Is this the cup that Jesus was being ask to drink?  And what does it mean?  I think it is obvious that the cup contained all of God's angry against sin and what it had done to His creation.  God was angry.  Satan used sin and its curse to bring destruction upon God's special creation and God was angry with Satan, with Sin's cruse, with the destruction that it had caused.

The cup had to dealt with.  The wrath of God against sin had to be turned away.  Someone would have to take the cup into His own hands and willingly drink the cup's contains to its dregs.  Someone qualified.  Someone who was exempted from the wrath that was in the cup.  Who qualified for such a task?

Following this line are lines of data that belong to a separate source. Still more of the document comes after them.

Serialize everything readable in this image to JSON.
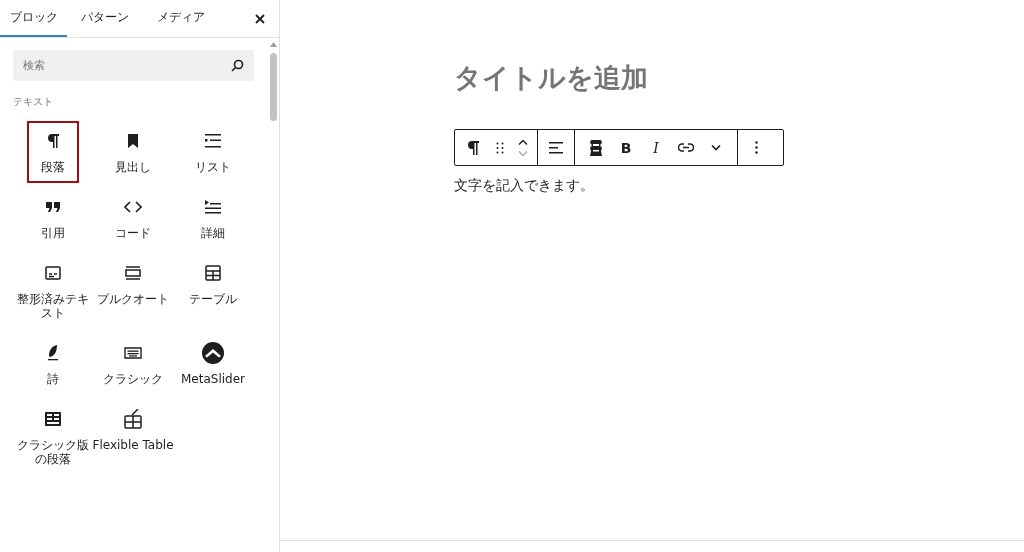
{
  "sidebar": {
    "tabs": [
      {
        "label": "ブロック",
        "selected": true
      },
      {
        "label": "パターン",
        "selected": false
      },
      {
        "label": "メディア",
        "selected": false
      }
    ],
    "search": {
      "placeholder": "検索"
    },
    "category": "テキスト",
    "blocks": [
      {
        "label": "段落",
        "selected": true
      },
      {
        "label": "見出し",
        "selected": false
      },
      {
        "label": "リスト",
        "selected": false
      },
      {
        "label": "引用",
        "selected": false
      },
      {
        "label": "コード",
        "selected": false
      },
      {
        "label": "詳細",
        "selected": false
      },
      {
        "label": "整形済みテキスト",
        "selected": false
      },
      {
        "label": "プルクオート",
        "selected": false
      },
      {
        "label": "テーブル",
        "selected": false
      },
      {
        "label": "詩",
        "selected": false
      },
      {
        "label": "クラシック",
        "selected": false
      },
      {
        "label": "MetaSlider",
        "selected": false
      },
      {
        "label": "クラシック版の段落",
        "selected": false
      },
      {
        "label": "Flexible Table",
        "selected": false
      }
    ]
  },
  "editor": {
    "title_placeholder": "タイトルを追加",
    "toolbar": {
      "bold": "B",
      "italic": "I"
    },
    "paragraph": "文字を記入できます。"
  }
}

There was a man.  A man born without sin and subsequently not under the curse of the cup's wrath. Someone whose love for others would be so great that He would drink their cup for them.

The agony of the prayer of Jesus lets us know that He knew the consequences of drinking the cup.  He knew the intense suffering that it would cause Him.  He knew that at some point, the Father would turn away from the one drinking the cup, even if it were His on Son.  "My God, My God why have you forsaken Me?"

This is Good Friday.  Do not forget how important this day is.  If it had not been for Good Friday there would have been no resurrection Sunday.  It is Friday.  But Sunday is come.